Она права: я выполню её приказ, её просьбу, её мольбу об освобождении. И Госпожа щедро наградит меня.

***

Сегодня четверг, и после завтрака я надеваю синее платье. Оно подчёркивает голубизну моих глаз. Волосы я закалываю в высокую причёску. Чищу свои нарядные ботинки: от мальчишки Робертсона Эй, который занимается всей обувью в этом доме, нельзя ожидать особого усердия.

Какое-то время верчусь перед зеркалом, затем весело подмигиваю отражению и показываю ему язык. Не стоит ожидать от тела, идеально приспособленного к передвижению по воздуху, что оно будет подходить под человеческие каноны красоты. Когда-то, давным-давно, ещё в пансионе мадам Корри, я сильно переживала из-за внешности. Но настоящая леди умеет скрывать свои маленькие недостатки. Я достаю из потайного кармашка сумки небольшой флакон из тёмного стекла, вынимаю пробку с припаянной к ней тонкой палочкой. По комнате плывёт еле уловимый цветочно-ягодный аромат. Я делаю несколько быстрых мазков за ушами и на внутренней стороне запястий. Моё отражение в зеркале нисколько не меняется, но я помню: зелье действует только на людей.

В комнату с топотом врываются дети. Я делаю строгое лицо.

— Мисс Мэри, какое у вас замечательное платье! — это Джейн.

— Да, вы сегодня выглядите так, будто у вас выходной! — а это Майкл.

Я фыркаю. Конечно, не стоит ждать от них особенных комплиментов (во-первых, они ещё слишком малы, а во-вторых, дети — не совсем люди), но могли бы уже расщедриться на что-нибудь более красноречивое.

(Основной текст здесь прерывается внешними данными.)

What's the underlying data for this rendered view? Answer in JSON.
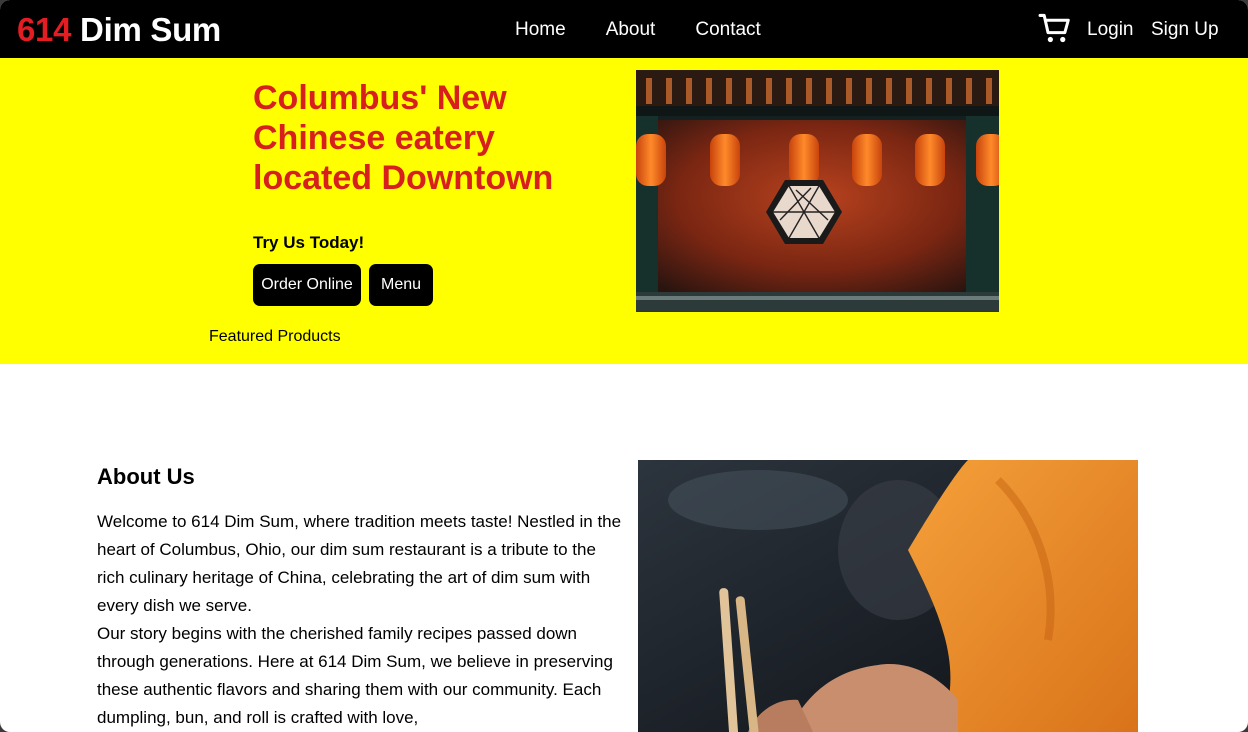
{
  "nav": {
    "brand_number": "614",
    "brand_name": "Dim Sum",
    "links": [
      "Home",
      "About",
      "Contact"
    ],
    "login": "Login",
    "signup": "Sign Up",
    "cart_icon": "shopping-cart-icon"
  },
  "hero": {
    "title": "Columbus' New Chinese eatery located Downtown",
    "subtitle": "Try Us Today!",
    "order_button": "Order Online",
    "menu_button": "Menu",
    "featured": "Featured Products"
  },
  "about": {
    "heading": "About Us",
    "paragraphs": [
      "Welcome to 614 Dim Sum, where tradition meets taste! Nestled in the heart of Columbus, Ohio, our dim sum restaurant is a tribute to the rich culinary heritage of China, celebrating the art of dim sum with every dish we serve.",
      "Our story begins with the cherished family recipes passed down through generations. Here at 614 Dim Sum, we believe in preserving these authentic flavors and sharing them with our community. Each dumpling, bun, and roll is crafted with love,"
    ]
  },
  "colors": {
    "accent_red": "#e41d22",
    "title_red": "#d7201e",
    "hero_bg": "#ffff00",
    "nav_bg": "#000000"
  }
}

Я ведь — леди Совершенство. И у меня действительно законный выходной. С часу до шести.

Внизу у входа в столовую я сталкиваюсь с мистером Банксом, и не могу отказать себе в маленькой шалости.

— Чудесная погода, мистер Банкс, не правда ли? — говорю, взмахивая ресницами.

В моём голосе — лишь легчайший намёк на кокетство (я бы не позволила себе ничего большего), но в ответ мистер Банкс вначале краснеет, потом бледнеет, зачем-то ослабляет узел галстука и сглатывает невидимый комок размером с добрую порцию рисового пудинга. Видимо, запах эликсира слишком силён. В будние дни я стараюсь им не пользоваться: детей всё равно не обманешь: по своей природе они ближе всего к сильфам и фэйри и видят сквозь чары, — но в выходной хочется выглядеть очаровательно.

— Я… это… вот, — мистер Банкс смущённо мнёт в руках кожаную чёрную папку. — Забыл дома важные документы.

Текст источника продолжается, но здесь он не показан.